Required Voltage = [Number of Strips] x [Forward Voltage at selected current]
Driver minimum supported voltage < Required Voltage < Driver maximum supported voltage
If the sum of the forward voltage exceeds the maximum supported voltage you need to find a higher wattage driver or one with a lower current. Optionally you can split the wiring into multiple circuits with individual drivers. Always connect at least as may strips in series that their total required forward voltage reaches the driver’s minimum supported voltage. If you connect less strips the over-voltage will destroy the strips (successfully tested that..).
Always check the manufacturer’s specifications to get voltage, temperature and overdrive current parameters. When overdriving make sure the strip case temperature never exceeds the specifications (In this case 85°C / 185 °F).

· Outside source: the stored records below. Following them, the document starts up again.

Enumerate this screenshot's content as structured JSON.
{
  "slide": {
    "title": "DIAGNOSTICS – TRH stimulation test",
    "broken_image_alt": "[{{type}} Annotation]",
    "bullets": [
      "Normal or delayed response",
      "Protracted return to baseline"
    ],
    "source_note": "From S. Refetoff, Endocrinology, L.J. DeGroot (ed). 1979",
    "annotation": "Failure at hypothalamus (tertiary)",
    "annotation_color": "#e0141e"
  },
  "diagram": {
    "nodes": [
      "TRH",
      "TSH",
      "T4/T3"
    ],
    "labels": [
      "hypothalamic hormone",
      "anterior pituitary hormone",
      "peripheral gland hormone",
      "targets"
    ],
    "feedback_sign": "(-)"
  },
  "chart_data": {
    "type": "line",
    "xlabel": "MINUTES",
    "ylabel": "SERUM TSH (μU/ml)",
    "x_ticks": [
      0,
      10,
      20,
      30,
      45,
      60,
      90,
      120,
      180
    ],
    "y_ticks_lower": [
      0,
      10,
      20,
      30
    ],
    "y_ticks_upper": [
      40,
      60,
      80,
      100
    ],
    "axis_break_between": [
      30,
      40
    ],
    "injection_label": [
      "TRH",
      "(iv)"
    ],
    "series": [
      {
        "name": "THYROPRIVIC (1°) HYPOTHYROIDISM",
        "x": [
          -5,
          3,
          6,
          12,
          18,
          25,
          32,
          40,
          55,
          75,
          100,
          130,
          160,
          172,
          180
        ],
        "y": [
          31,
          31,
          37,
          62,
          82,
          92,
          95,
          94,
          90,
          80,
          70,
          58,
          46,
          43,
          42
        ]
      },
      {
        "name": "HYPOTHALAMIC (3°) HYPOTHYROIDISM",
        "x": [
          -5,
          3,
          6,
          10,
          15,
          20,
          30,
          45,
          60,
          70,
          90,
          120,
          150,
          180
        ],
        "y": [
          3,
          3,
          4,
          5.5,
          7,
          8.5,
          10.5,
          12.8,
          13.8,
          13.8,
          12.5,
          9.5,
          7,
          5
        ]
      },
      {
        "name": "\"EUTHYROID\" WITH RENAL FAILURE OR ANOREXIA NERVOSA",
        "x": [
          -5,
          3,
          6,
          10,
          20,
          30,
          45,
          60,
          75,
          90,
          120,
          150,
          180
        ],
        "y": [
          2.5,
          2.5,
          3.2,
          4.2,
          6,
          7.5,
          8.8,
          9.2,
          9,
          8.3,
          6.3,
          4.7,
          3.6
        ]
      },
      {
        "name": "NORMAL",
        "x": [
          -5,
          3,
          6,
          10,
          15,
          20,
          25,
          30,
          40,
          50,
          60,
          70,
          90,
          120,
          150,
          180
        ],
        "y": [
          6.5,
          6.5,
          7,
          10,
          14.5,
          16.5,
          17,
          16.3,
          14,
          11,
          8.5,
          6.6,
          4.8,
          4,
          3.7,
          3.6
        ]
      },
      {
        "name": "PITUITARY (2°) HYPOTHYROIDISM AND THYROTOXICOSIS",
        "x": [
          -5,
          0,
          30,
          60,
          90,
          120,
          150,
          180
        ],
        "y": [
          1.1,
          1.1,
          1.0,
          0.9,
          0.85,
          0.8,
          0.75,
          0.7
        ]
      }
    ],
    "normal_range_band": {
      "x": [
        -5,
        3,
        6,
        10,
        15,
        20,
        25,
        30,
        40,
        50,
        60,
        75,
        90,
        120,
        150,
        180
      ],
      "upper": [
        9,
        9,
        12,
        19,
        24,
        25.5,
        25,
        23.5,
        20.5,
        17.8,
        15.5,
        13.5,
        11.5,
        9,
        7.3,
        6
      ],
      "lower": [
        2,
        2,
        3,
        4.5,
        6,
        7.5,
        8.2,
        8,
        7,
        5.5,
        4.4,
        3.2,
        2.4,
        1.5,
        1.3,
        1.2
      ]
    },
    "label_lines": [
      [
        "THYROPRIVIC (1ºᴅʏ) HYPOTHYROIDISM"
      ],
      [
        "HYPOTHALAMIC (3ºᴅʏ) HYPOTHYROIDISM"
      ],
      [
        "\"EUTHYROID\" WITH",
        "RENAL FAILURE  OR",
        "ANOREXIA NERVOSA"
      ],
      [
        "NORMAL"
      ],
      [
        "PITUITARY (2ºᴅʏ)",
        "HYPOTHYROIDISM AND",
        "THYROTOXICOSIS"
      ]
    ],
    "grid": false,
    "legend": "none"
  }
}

Lights need a timer where you can set when they should turn on and off. Both analog and digital timer versions are equally good solutions, but in my opinion, digital timers are better as they are more precise and tend to last longer. Digital timers can be adjusted down to the minute, while analog ones are usually adjustable by 30 minute increments. As long as they can provide a daily schedule adjustable by hours they are fine. Look for a timer that has a built in on-off switch, that way you don’t need to bother wiring a power switch to the light assembly.